Run emissions extraction pipeline on the given audio files and save results to file.
Parameters
Name
Type
Description
Default
model
object
The loaded ASR model.
required
processor
Wav2Vec2Processor
The processor to use for audio.
required
metadata
JSONMetadataDataset or list[AudioMetadata] or AudioMetadata
List of AudioMetadata objects or paths to JSON files.
required
audio_dir
str
Directory with audio files.
required
sample_rate
int
Sample rate to resample audio to.
16000
chunk_size
int
When alignment_strategy is set to speech, SpeechSegments are split into chunk_size sized chunks for feature extraction.
30
alignment_strategy
str
Strategy for aligning features to text. One of ‘speech’ or ‘chunk’. If speech, audio is split into chunk_size sized chunks based on SpeechSegments.

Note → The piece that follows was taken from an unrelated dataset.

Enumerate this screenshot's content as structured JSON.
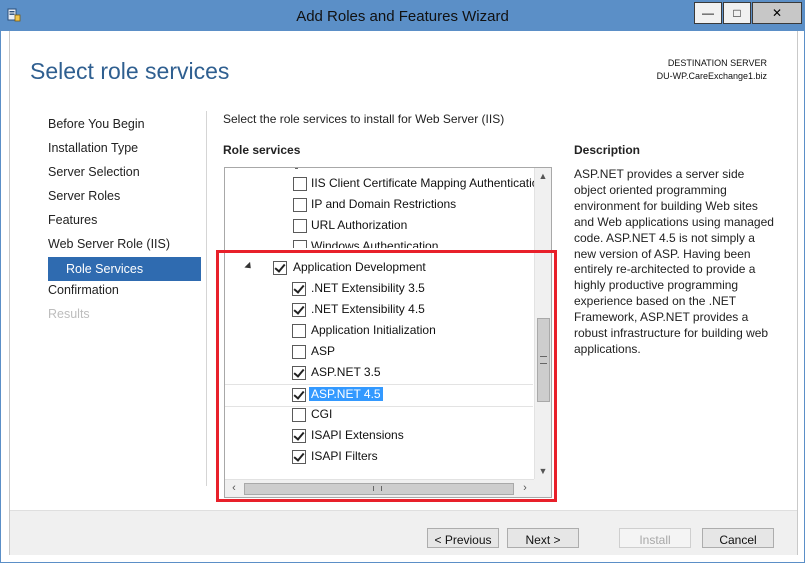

If chunk, audio is taken from existing VAD chunks.
"speech"
batch_size_files
int
Batch size for the file DataLoader.
1
num_workers_files
int
Number of workers for the file DataLoader.
1
prefetch_factor_files
int
Prefetch factor for the file DataLoader.
2
batch_size_features
int
Batch size for the feature DataLoader.
8
num_workers_features
int
Number of workers for the feature DataLoader.
4
streaming
bool
Whether to use streaming audio files.
False
save_json
bool
Whether to save the emissions output as JSON files.
True
save_msgpack
bool
Whether to save the emissions output as Msgpack files.
False
save_emissions
bool
Whether to save the raw emissions as .npy files.
True
return_emissions
bool
Whether to return the emissions as a list of numpy arrays.
False
output_dir
str
Directory to save the output files if saving is enabled.
"output/emissions"
device
str
Device to run the model on (e.g. “cuda” or “cpu”).
"cuda"
Returns
Name
Type
Description
list[tuple(AudioMetadata, np.ndarray)] or None
If return_emissions is True, returns a list of tuples (metadata, emissions) for each audio file. Otherwise, returns None.